Kristin Luke

Advisor Perspectives welcomes guest contributions. The views presented here do not necessarily represent those of Advisor Perspectives.

An Employment Code of Conduct is often defined as the “rules” an employee must follow. At Kaleido, we view it not as a rules book, but rather as an expression of core company values. These shared values define not only how your company operates, but also how employees’ behavior can contribute to a happy, healthy and productive workplace.

Unlike an employee manual, which typically lists out the rules and details on everything from workplace injury to sexual harassment, the Code of Conduct uses straightforward language to tell employees, “This is who we are as a company, and if you want to join our culture, this is how you can fit in.”

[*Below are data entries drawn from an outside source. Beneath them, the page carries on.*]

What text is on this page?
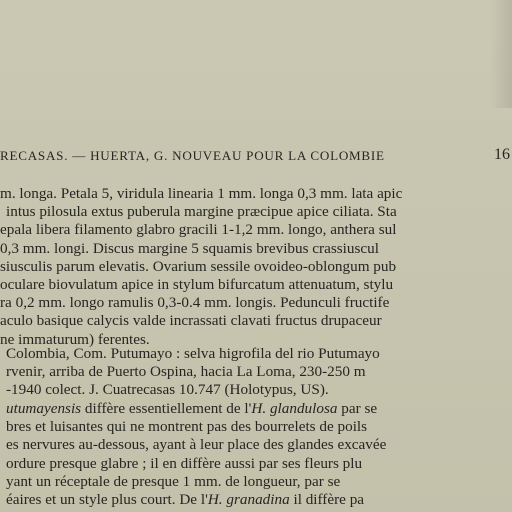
RECASAS. — HUERTA, G. NOUVEAU POUR LA COLOMBIE	16
m. longa. Petala 5, viridula linearia 1 mm. longa 0,3 mm. lata apic
intus pilosula extus puberula margine præcipue apice ciliata. Sta
epala libera filamento glabro gracili 1-1,2 mm. longo, anthera sul
0,3 mm. longi. Discus margine 5 squamis brevibus crassiuscul
siusculis parum elevatis. Ovarium sessile ovoideo-oblongum pub
oculare biovulatum apice in stylum bifurcatum attenuatum, stylu
ra 0,2 mm. longo ramulis 0,3-0.4 mm. longis. Pedunculi fructife
aculo basique calycis valde incrassati clavati fructus drupaceur
ne immaturum) ferentes.
Colombia, Com. Putumayo : selva higrofila del rio Putumayo
rvenir, arriba de Puerto Ospina, hacia La Loma, 230-250 m
-1940 colect. J. Cuatrecasas 10.747 (Holotypus, US).
utumayensis diffère essentiellement de l'H. glandulosa par se
bres et luisantes qui ne montrent pas des bourrelets de poils
es nervures au-dessous, ayant à leur place des glandes excavée
ordure presque glabre ; il en diffère aussi par ses fleurs plu
yant un réceptale de presque 1 mm. de longueur, par se
éaires et un style plus court. De l'H. granadina il diffère pa
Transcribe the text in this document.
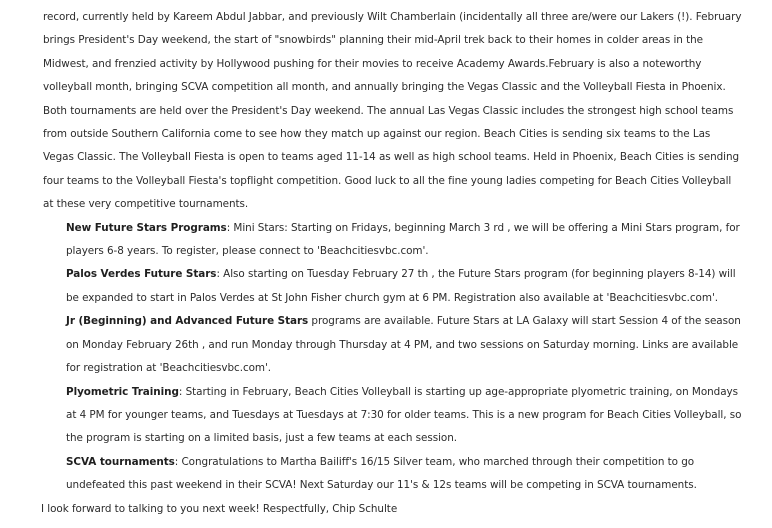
record, currently held by Kareem Abdul Jabbar, and previously Wilt Chamberlain (incidentally all three are/were our Lakers (!). February brings President's Day weekend, the start of "snowbirds" planning their mid-April trek back to their homes in colder areas in the Midwest, and frenzied activity by Hollywood pushing for their movies to receive Academy Awards.February is also a noteworthy volleyball month, bringing SCVA competition all month, and annually bringing the Vegas Classic and the Volleyball Fiesta in Phoenix. Both tournaments are held over the President's Day weekend. The annual Las Vegas Classic includes the strongest high school teams from outside Southern California come to see how they match up against our region. Beach Cities is sending six teams to the Las Vegas Classic. The Volleyball Fiesta is open to teams aged 11-14 as well as high school teams. Held in Phoenix, Beach Cities is sending four teams to the Volleyball Fiesta's topflight competition. Good luck to all the fine young ladies competing for Beach Cities Volleyball at these very competitive tournaments.

New Future Stars Programs: Mini Stars: Starting on Fridays, beginning March 3 rd , we will be offering a Mini Stars program, for players 6-8 years. To register, please connect to 'Beachcitiesvbc.com'.

Palos Verdes Future Stars: Also starting on Tuesday February 27 th , the Future Stars program (for beginning players 8-14) will be expanded to start in Palos Verdes at St John Fisher church gym at 6 PM. Registration also available at 'Beachcitiesvbc.com'.

Jr (Beginning) and Advanced Future Stars programs are available. Future Stars at LA Galaxy will start Session 4 of the season on Monday February 26th , and run Monday through Thursday at 4 PM, and two sessions on Saturday morning. Links are available for registration at 'Beachcitiesvbc.com'.

Plyometric Training: Starting in February, Beach Cities Volleyball is starting up age-appropriate plyometric training, on Mondays at 4 PM for younger teams, and Tuesdays at Tuesdays at 7:30 for older teams. This is a new program for Beach Cities Volleyball, so the program is starting on a limited basis, just a few teams at each session.

SCVA tournaments: Congratulations to Martha Bailiff's 16/15 Silver team, who marched through their competition to go undefeated this past weekend in their SCVA! Next Saturday our 11's & 12s teams will be competing in SCVA tournaments.

I look forward to talking to you next week! Respectfully, Chip Schulte
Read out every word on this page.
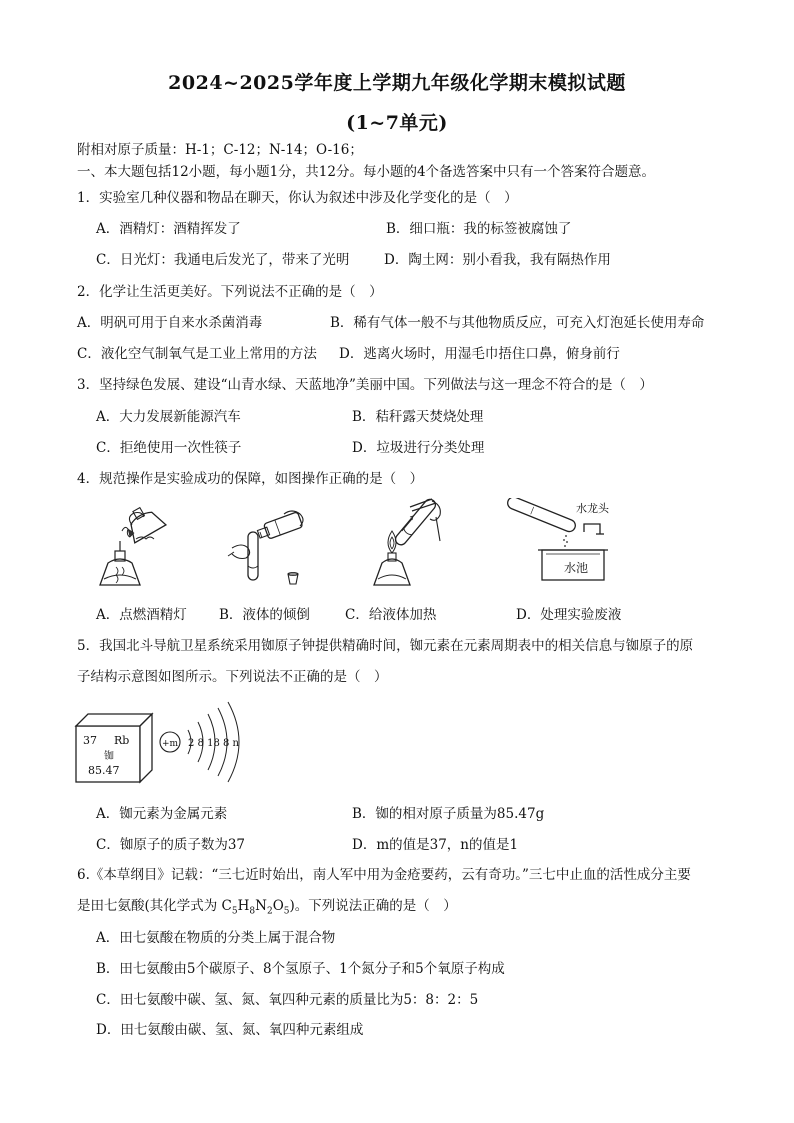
2024~2025学年度上学期九年级化学期末模拟试题
(1~7单元)
附相对原子质量：H-1；C-12；N-14；O-16；
一、本大题包括12小题，每小题1分，共12分。每小题的4个备选答案中只有一个答案符合题意。
1．实验室几种仪器和物品在聊天，你认为叙述中涉及化学变化的是（　）
A．酒精灯：酒精挥发了	B．细口瓶：我的标签被腐蚀了
C．日光灯：我通电后发光了，带来了光明	D．陶土网：别小看我，我有隔热作用
2．化学让生活更美好。下列说法不正确的是（　）
A．明矾可用于自来水杀菌消毒	B．稀有气体一般不与其他物质反应，可充入灯泡延长使用寿命
C．液化空气制氧气是工业上常用的方法 D．逃离火场时，用湿毛巾捂住口鼻，俯身前行
3．坚持绿色发展、建设“山青水绿、天蓝地净”美丽中国。下列做法与这一理念不符合的是（　）
A．大力发展新能源汽车	B．秸秆露天焚烧处理
C．拒绝使用一次性筷子	D．垃圾进行分类处理
4．规范操作是实验成功的保障，如图操作正确的是（　）
水龙头
水池
A．点燃酒精灯 B．液体的倾倒	C．给液体加热	D．处理实验废液
5．我国北斗导航卫星系统采用铷原子钟提供精确时间，铷元素在元素周期表中的相关信息与铷原子的原
子结构示意图如图所示。下列说法不正确的是（　）
37 Rb
铷
85.47
+m 2 8 18 8 n
A．铷元素为金属元素	B．铷的相对原子质量为85.47g
C．铷原子的质子数为37	D．m的值是37，n的值是1
6.《本草纲目》记载：“三七近时始出，南人军中用为金疮要药，云有奇功。”三七中止血的活性成分主要
是田七氨酸(其化学式为 $C_5H_8N_2O_5$)。下列说法正确的是（　）
A．田七氨酸在物质的分类上属于混合物
B．田七氨酸由5个碳原子、8个氢原子、1个氮分子和5个氧原子构成
C．田七氨酸中碳、氢、氮、氧四种元素的质量比为5：8：2：5
D．田七氨酸由碳、氢、氮、氧四种元素组成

Your Code of Conduct should definitely cover everything from your vacation policy to how you handle visitors to the office, but it should emphasize common sense and an adult level of responsibility to the company and other employees. As part of the development of a Code of Conduct, I advocate five simple core values: serve our clients, live a balanced life, seek financial freedom, respect each other and protect our brand.

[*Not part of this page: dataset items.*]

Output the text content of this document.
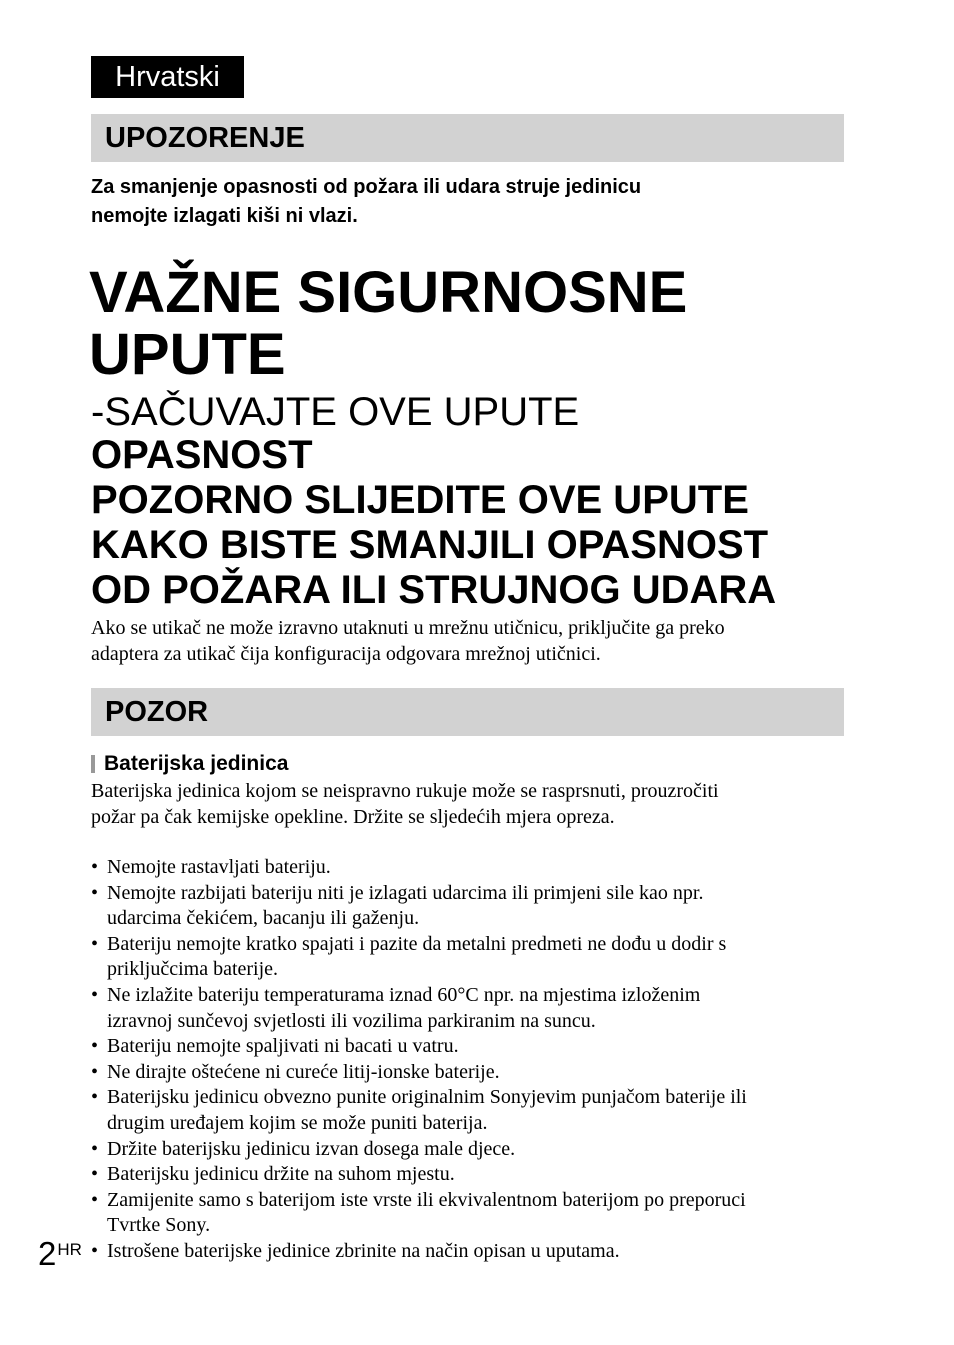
Hrvatski
UPOZORENJE
Za smanjenje opasnosti od požara ili udara struje jedinicu
nemojte izlagati kiši ni vlazi.
VAŽNE SIGURNOSNE
UPUTE
-SAČUVAJTE OVE UPUTE
OPASNOST
POZORNO SLIJEDITE OVE UPUTE
KAKO BISTE SMANJILI OPASNOST
OD POŽARA ILI STRUJNOG UDARA
Ako se utikač ne može izravno utaknuti u mrežnu utičnicu, priključite ga preko
adaptera za utikač čija konfiguracija odgovara mrežnoj utičnici.
POZOR
Baterijska jedinica
Baterijska jedinica kojom se neispravno rukuje može se rasprsnuti, prouzročiti
požar pa čak kemijske opekline. Držite se sljedećih mjera opreza.
• Nemojte rastavljati bateriju.
• Nemojte razbijati bateriju niti je izlagati udarcima ili primjeni sile kao npr.
udarcima čekićem, bacanju ili gaženju.
• Bateriju nemojte kratko spajati i pazite da metalni predmeti ne dođu u dodir s
priključcima baterije.
• Ne izlažite bateriju temperaturama iznad 60°C npr. na mjestima izloženim
izravnoj sunčevoj svjetlosti ili vozilima parkiranim na suncu.
• Bateriju nemojte spaljivati ni bacati u vatru.
• Ne dirajte oštećene ni cureće litij-ionske baterije.
• Baterijsku jedinicu obvezno punite originalnim Sonyjevim punjačom baterije ili
drugim uređajem kojim se može puniti baterija.
• Držite baterijsku jedinicu izvan dosega male djece.
• Baterijsku jedinicu držite na suhom mjestu.
• Zamijenite samo s baterijom iste vrste ili ekvivalentnom baterijom po preporuci
Tvrtke Sony.
• Istrošene baterijske jedinice zbrinite na način opisan u uputama.
2 HR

Here’s how to develop a Code of Conduct:

Step 1: Fill in the “serve our clients” section

In this section, you’ll outline how your employees should serve your clients. This is different from insisting that your client service reps answer emails within two hours or spend a certain amount of time asking clients about their families. Instead, it will outline how your employees can develop emotional awareness, trustworthiness and adaptability – nuanced characteristics that can help build better advisor-client relationships.

Step 2: Fill in the “live a balanced life” section

Will you pay for a set amount of vacation days or offer unlimited paid time off (PTO)? In this section, you’ll explain your PTO policy, as well as lay out your thoughts on flex time, taking time off to volunteer and office closures due to natural disasters or inclement weather.

The foundation for a successful unlimited PTO program, for instance, is personal responsibility, with the philosophy that if employees see unlimited PTO as a privilege, they’ll use the program but not abuse it. This chapter of your Code of Conduct encourages employees to align their work lives with their personal lives.

Step 3: Fill in the “seek financial freedom” section

Focusing on the financials, this portion of your Code of Conduct covers the basics on wages and raises, retirement benefit plans and insurance. Beyond explaining your firm’s philosophy on raises, the section should give a broad overview of retirement account options, including 401(k)s or defined benefit plans. In closing, you’ll explain briefly how employees will be paid: every two weeks, weekly or once per month.